Returns theta of the derivative.

Parameters

  • log_moneyness (torch.Tensor, optional) – Log moneyness of the underlying asset.

  • max_log_moneyness (torch.Tensor, optional) – Cumulative maximum of the log moneyness.

  • time_to_maturity (torch.Tensor, optional) – Time to expiry of the option.

  • volatility (torch.Tensor, optional) – Volatility of the underlying asset.

Shape:

  • log_moneyness: \((N, *)\) where \(*\) means any number of additional dimensions.

  • max_log_moneyness: \((N, *)\)

  • time_to_maturity: \((N, *)\)

  • volatility: \((N, *)\)

  • output: \((N, *)\)

Returns

torch.Tensor

Note

  • Risk-free rate is set to zero.

  • Arguments are not optional if it doesn’t accept derivative in this initialization.

vega(log_moneyness=None, max_log_moneyness=None, time_to_maturity=None, volatility=None)[source]

Returns vega of the derivative.

Parameters

  • log_moneyness (torch.Tensor, optional) – Log moneyness of the underlying asset.

  • max_log_moneyness (torch.Tensor, optional) – Cumulative maximum of the log moneyness.

  • time_to_maturity (torch.Tensor, optional) – Time to expiry of the option.
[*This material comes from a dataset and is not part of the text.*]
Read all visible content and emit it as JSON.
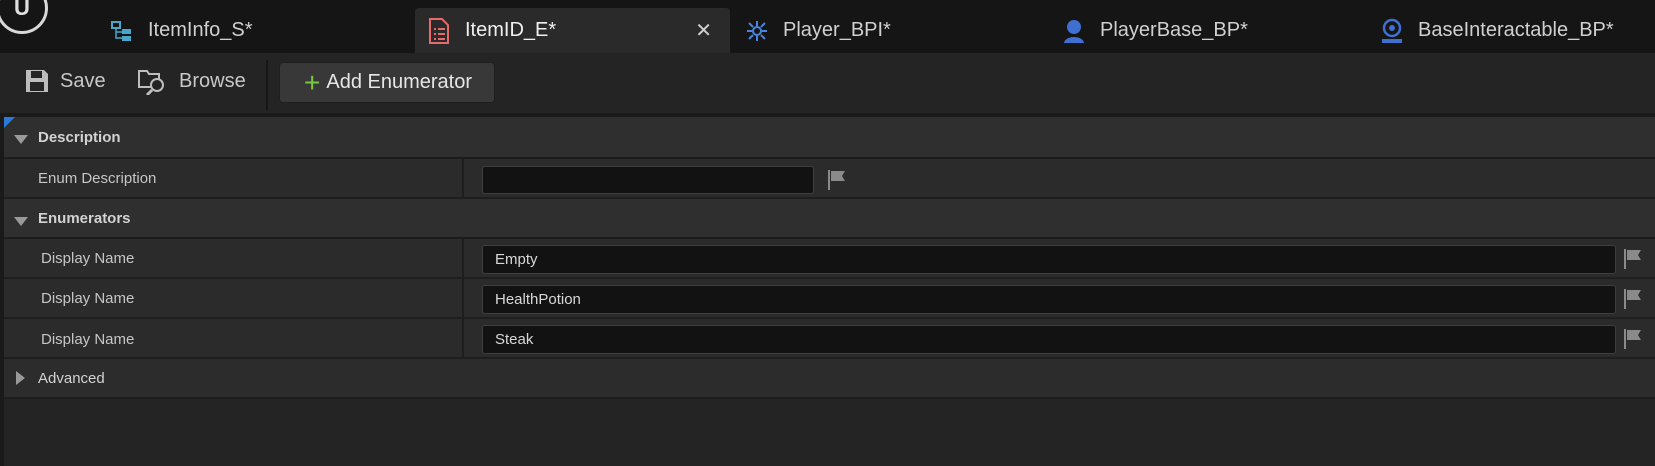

  • volatility (torch.Tensor, optional) – Volatility of the underlying asset.

Shape:

  • log_moneyness: \((N, *)\) where \(*\) means any number of additional dimensions.

  • max_log_moneyness: \((N, *)\)

  • time_to_maturity: \((N, *)\)

  • volatility: \((N, *)\)

  • output: \((N, *)\)

Returns

torch.Tensor

Note

  • Arguments are not optional if it doesn’t accept derivative in this initialization.